Last week, I suffered yet another disk failure in my NAS. I'm running 10x500GB disks on an OpenSolaris box in a raidz2 configuration. This allows me to survive the failure of two disks without losing any data. I'd already had a disk fail and was awaiting a replacement from WD when I suffered another complete failure and, at the same time, a 3rd disk effectively failed as it starting throwing up read errors on several sectors. This caused my 4TB zpool to disappear, "losing" all data stored on it. Bugger!
However, the third disk was not totally unusable; I was able to read from most of the disk. What I needed to do was copy as much as possible from the "bad" disk onto a new disk, put it back in the zpool and cross my fingers.
FreeBSD has a tool called recoverdisk which can copy data from one disk to another, block-by-block, re-trying any failed blocks.

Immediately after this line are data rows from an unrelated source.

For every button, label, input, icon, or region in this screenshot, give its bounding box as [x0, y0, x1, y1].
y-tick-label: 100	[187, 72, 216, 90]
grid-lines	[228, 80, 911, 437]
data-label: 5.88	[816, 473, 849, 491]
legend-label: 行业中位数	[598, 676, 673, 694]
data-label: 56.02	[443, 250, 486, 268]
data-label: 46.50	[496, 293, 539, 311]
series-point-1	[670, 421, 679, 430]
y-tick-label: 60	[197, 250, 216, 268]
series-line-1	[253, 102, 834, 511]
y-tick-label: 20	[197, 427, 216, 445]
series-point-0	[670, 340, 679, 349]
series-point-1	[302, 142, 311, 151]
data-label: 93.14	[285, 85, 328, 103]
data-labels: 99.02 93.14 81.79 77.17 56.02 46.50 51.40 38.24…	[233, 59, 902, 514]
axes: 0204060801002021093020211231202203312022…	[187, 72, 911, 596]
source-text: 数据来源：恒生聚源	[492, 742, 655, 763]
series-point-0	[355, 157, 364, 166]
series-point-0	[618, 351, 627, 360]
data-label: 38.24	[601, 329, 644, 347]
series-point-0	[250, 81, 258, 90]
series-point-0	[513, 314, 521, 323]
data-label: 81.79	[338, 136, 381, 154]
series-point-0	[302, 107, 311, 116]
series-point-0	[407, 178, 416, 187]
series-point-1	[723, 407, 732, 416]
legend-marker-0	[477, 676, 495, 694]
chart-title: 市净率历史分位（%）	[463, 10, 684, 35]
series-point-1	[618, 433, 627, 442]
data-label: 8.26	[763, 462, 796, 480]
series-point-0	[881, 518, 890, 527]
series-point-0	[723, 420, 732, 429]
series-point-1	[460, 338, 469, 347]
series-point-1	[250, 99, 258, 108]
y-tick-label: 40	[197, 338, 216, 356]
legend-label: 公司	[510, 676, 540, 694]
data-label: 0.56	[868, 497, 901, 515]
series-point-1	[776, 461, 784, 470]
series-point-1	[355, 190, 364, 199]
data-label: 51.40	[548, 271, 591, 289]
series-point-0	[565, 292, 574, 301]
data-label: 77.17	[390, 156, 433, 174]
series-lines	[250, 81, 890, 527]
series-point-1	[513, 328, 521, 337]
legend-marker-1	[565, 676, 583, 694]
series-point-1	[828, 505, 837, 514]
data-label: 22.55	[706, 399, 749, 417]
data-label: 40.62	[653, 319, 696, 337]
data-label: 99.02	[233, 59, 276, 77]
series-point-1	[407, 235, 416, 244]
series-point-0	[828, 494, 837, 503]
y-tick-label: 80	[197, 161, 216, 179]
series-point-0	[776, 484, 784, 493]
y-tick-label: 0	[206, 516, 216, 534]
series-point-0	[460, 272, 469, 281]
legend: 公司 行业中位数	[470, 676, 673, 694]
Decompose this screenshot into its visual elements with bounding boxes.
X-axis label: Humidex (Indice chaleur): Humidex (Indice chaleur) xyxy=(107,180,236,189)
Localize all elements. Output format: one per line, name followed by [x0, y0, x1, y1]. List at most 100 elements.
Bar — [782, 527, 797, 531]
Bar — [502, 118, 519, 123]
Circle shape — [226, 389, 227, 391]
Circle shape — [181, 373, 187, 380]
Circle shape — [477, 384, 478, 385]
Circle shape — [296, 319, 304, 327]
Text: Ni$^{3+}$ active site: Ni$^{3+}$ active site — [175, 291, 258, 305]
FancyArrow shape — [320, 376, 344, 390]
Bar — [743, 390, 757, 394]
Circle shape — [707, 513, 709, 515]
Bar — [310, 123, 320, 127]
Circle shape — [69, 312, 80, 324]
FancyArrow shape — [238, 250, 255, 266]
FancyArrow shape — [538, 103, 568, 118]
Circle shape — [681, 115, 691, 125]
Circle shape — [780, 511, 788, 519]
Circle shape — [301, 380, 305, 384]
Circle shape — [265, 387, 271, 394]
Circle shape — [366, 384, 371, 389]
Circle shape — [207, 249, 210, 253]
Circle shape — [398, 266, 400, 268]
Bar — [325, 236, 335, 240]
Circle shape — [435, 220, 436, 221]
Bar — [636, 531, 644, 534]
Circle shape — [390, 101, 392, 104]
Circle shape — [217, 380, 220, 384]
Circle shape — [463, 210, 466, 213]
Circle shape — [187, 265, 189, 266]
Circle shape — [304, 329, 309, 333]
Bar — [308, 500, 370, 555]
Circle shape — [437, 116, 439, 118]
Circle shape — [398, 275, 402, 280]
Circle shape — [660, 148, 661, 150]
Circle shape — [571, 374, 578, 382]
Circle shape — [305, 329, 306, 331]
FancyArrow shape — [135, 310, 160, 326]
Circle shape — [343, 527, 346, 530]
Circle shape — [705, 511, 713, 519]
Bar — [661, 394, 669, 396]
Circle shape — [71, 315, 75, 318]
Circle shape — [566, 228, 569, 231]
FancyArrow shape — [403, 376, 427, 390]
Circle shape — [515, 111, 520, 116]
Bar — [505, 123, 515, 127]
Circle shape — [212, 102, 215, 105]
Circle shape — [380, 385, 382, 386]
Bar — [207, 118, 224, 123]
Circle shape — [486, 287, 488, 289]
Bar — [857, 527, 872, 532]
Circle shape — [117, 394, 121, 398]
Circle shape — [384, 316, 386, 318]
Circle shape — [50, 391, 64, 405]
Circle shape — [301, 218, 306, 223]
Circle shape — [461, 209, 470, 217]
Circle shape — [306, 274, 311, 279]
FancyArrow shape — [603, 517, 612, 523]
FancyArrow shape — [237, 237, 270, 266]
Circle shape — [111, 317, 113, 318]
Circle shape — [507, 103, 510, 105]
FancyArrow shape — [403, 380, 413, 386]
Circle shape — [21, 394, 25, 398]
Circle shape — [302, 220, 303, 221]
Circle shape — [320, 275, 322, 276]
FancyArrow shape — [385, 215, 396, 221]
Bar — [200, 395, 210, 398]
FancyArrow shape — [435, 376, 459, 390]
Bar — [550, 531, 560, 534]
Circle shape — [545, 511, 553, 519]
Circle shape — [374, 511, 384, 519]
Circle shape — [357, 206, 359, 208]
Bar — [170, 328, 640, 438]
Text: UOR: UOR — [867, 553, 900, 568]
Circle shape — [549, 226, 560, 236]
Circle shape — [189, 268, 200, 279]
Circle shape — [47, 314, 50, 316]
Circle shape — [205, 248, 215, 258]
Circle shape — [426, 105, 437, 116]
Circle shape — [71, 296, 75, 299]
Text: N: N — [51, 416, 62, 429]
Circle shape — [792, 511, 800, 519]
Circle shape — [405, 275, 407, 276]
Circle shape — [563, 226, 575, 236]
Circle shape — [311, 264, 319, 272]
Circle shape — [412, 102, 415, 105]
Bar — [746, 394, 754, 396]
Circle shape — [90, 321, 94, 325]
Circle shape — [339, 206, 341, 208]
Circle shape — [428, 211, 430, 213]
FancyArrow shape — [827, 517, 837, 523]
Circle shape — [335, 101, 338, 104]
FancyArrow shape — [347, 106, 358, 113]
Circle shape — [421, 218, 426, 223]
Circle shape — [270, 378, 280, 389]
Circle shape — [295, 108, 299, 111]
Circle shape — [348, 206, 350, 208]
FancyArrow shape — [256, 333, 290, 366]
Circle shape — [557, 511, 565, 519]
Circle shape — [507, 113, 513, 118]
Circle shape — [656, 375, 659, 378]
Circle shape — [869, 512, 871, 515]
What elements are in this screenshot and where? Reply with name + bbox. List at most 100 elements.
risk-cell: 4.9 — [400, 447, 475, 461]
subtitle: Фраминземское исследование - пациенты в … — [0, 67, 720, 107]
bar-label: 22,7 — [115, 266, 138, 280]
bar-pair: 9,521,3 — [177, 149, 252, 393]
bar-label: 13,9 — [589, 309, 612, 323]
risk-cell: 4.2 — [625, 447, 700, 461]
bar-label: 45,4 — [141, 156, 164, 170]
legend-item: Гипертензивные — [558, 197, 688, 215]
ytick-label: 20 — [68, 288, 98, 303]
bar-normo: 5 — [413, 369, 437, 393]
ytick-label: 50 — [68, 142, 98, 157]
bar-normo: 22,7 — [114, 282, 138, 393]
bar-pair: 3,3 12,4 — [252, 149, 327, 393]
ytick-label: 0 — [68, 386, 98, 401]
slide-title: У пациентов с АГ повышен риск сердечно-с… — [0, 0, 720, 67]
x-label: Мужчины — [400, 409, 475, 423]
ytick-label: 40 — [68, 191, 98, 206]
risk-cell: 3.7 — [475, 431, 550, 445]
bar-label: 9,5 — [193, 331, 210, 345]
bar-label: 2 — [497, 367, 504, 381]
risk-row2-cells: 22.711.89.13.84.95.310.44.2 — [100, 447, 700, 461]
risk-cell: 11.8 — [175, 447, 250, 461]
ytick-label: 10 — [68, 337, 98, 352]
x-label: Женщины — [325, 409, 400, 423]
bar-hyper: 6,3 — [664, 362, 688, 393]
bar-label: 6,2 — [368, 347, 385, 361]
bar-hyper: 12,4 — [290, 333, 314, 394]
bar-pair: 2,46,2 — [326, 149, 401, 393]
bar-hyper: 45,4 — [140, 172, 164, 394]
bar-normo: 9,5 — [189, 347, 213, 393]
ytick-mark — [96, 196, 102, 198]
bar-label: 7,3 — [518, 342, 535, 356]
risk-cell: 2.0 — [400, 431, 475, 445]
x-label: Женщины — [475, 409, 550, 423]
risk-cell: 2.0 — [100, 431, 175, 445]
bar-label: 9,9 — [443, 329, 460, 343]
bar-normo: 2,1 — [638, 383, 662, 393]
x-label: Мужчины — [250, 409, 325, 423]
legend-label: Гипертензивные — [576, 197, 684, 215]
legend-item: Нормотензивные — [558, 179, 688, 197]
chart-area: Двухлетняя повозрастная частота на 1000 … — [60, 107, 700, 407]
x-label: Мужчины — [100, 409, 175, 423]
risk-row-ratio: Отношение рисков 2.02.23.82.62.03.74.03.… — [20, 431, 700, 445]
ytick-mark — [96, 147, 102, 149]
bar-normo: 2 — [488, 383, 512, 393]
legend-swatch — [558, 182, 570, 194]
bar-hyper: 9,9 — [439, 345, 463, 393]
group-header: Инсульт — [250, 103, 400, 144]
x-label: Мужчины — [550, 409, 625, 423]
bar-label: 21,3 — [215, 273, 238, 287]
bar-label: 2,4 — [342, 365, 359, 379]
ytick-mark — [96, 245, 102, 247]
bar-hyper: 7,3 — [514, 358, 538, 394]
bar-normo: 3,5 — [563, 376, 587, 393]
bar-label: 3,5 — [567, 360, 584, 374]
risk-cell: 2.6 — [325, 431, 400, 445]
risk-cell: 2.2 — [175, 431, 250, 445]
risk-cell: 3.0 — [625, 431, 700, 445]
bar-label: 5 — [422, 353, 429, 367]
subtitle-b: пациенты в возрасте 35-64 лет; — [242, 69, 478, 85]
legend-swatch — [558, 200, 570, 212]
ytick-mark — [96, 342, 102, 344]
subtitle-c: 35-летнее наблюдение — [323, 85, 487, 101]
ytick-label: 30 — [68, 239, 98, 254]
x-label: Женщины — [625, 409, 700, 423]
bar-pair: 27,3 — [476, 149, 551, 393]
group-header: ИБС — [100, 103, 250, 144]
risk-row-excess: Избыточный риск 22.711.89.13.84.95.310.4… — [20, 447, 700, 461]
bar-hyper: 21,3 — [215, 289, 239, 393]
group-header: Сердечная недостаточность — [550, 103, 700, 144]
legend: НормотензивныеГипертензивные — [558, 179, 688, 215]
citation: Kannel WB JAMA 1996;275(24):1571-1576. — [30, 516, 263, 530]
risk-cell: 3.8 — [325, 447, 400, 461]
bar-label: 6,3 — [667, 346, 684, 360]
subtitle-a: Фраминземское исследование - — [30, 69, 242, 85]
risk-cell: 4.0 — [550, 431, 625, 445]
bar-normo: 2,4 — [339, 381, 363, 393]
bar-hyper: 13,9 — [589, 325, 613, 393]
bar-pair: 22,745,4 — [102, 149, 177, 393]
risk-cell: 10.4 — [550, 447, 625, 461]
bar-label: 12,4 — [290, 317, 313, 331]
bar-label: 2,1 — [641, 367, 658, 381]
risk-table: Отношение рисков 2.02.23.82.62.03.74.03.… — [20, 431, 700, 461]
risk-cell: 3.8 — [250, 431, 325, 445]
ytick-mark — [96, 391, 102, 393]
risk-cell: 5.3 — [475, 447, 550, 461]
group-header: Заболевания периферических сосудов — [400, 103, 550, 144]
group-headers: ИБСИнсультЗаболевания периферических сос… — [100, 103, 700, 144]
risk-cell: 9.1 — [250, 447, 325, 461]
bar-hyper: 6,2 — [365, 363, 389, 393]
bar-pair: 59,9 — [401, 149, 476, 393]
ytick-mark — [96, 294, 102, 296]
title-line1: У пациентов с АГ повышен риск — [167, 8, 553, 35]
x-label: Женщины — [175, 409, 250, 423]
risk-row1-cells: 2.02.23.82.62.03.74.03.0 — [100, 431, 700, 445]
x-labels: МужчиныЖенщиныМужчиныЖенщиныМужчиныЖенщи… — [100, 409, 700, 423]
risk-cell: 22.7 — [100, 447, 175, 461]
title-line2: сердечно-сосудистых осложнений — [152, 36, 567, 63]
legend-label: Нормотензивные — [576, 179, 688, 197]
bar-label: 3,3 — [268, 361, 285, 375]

I downloaded FreeBSD 7.1 and burned it to DVD, unplugged all data drives from my NAS except the "bad" one and a new replacement. I plugged both of the drives directly into the motherboard, rather than the Supermicro SATA cards.
I booted from the FreeBSD DVD, dropped to a fixit shell prompt, and ran recoverdisk:
recoverdisk -w worklist /dev/ad8 /dev/ad10
After some time, recoverdisk "finished", in that it got to the end of the disk, but remained running, cycling over the 12 bad blocks it was unable to copy. I killed it with Ctrl-C.
I plugged all my data drives back in (including a the newly copied drive, and a replacement for one of the totally dead drives) and booted the NAS. Once it had booted, I exported and imported the zpool, and ... bingo! It was recovered!
Finally, I replaced one of the failed drives with the new replacement and the zpool began resilvering. After a couple of hours, it completed successfully with a warning that there were unrecoverable errors in one file - a Ubuntu ISO, which was easily replaceable.
Many thanks to Mark P. for his kind help and encouragment.